Ballerina Victoria (Francesca Hayward) leads a troupe of feline singers, dancers and acerbic entertainers through a ceaseless song selection, paraded over a series of matchless designs and acrobatics. Whatever plot the Jellicle Cats face is hard to decipher (the story more or less revolves around a tribe of cats who must decide which one will ascend to the Heaviside Layer and come back to a new life), but that’s a small matter in a kaleidoscopic spectacle, detailed in one long dance through the Edward Hopper tinted town streets and skyscrapers.

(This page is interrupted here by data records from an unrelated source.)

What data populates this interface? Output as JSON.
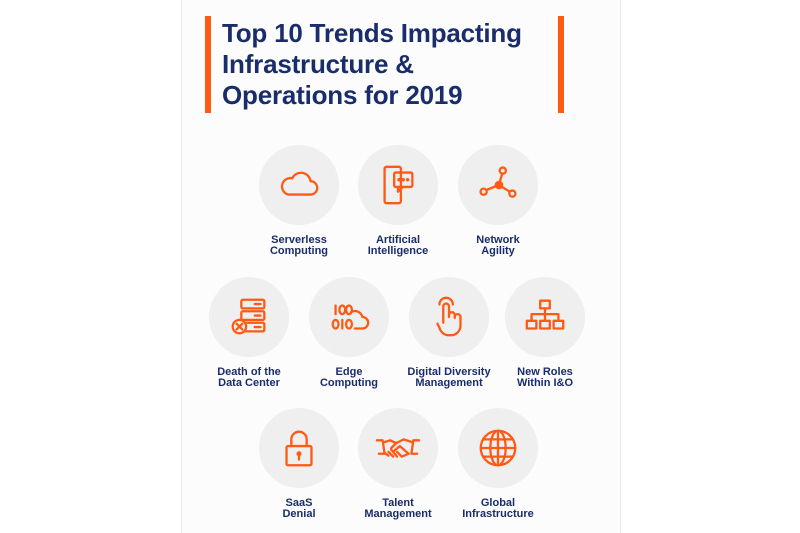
{
  "title": {
    "line1": "Top 10 Trends Impacting",
    "line2": "Infrastructure &",
    "line3": "Operations for 2019"
  },
  "accent_color": "#ff5a14",
  "text_color": "#1a2d6b",
  "trends": [
    {
      "icon": "cloud-icon",
      "line1": "Serverless",
      "line2": "Computing"
    },
    {
      "icon": "ai-chat-icon",
      "line1": "Artificial",
      "line2": "Intelligence"
    },
    {
      "icon": "network-icon",
      "line1": "Network",
      "line2": "Agility"
    },
    {
      "icon": "server-x-icon",
      "line1": "Death of the",
      "line2": "Data Center"
    },
    {
      "icon": "binary-cloud-icon",
      "line1": "Edge",
      "line2": "Computing"
    },
    {
      "icon": "touch-icon",
      "line1": "Digital Diversity",
      "line2": "Management"
    },
    {
      "icon": "org-chart-icon",
      "line1": "New Roles",
      "line2": "Within I&O"
    },
    {
      "icon": "lock-icon",
      "line1": "SaaS",
      "line2": "Denial"
    },
    {
      "icon": "handshake-icon",
      "line1": "Talent",
      "line2": "Management"
    },
    {
      "icon": "globe-icon",
      "line1": "Global",
      "line2": "Infrastructure"
    }
  ]
}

Cats might be the bravest, boldest and battiest picture that’s come this barmy year, and the kinkiest too! Everywhere, latex linen suits wade in the viewer’s eyesight, crotch capers carrying the eye-line of the camera’s attention. Sleek, the myriad dancers parade with gutty gymnastic poses, throwing each of their bodies into the multi-colored routines. The songs come interchangeably, frivolously feasting on their nonsensical verse and costumes. Exquisitely produced, the song’s take a sombre, affecting turn during Grizabella’s (Jennifer Hudson’s) Memories, an ageing elegy sung as the spinning camera eyes the falling debris that surround the commune of cats. This is visual art, shades of Metropolis (Fritz Lang, 1927) and Blade Runner (Ridley Scott, 1982) hanging on the architectural designs.
It’s an impressive cast listing, venerable custodians of the stage (Ian McKellen and Judi Dench) parading with the prescient pop artists of the millennial world (Taylor Swift, Jason Derulo and James Corden among the cast list). Parading in delightful nonsense, the catchy collection of cats emerge in the linen gutter filled paths, as others dine with cutlery items larger than the diners themselves. It’s utterly, joyfully offbeat, an illustrated adaptation of the wackiness T.S. Elliot intended for his creations. Behind the furry felines sits Idris Elba’s Macavity, purring in his criminal ambition. Elba’s resume has rarely shown such propensity for pantomime, eager in clawed posts to wander the variegated set pieces with playful rigor.
Through a Camp collection of colourful cuts comes the most exciting and invigorating of dance set pieces. In its own way, it’s the purest translation of musical theatre, expressing the animal atmosphere both the West End and Broadway productions produce. The costumes take centre stage, an overture of textures, colours, carousels and captures, a vehicle of fur for its centre cast. Clandestine changes of colour and choreography take precedence over semblance of plot. Instead, its the glorious engagement of vaudevillian value in all of its seductive permutation. Slick, shiny, sexy, colourful, creative and camp!
Cats is out in cinemas on Friday, December 20th.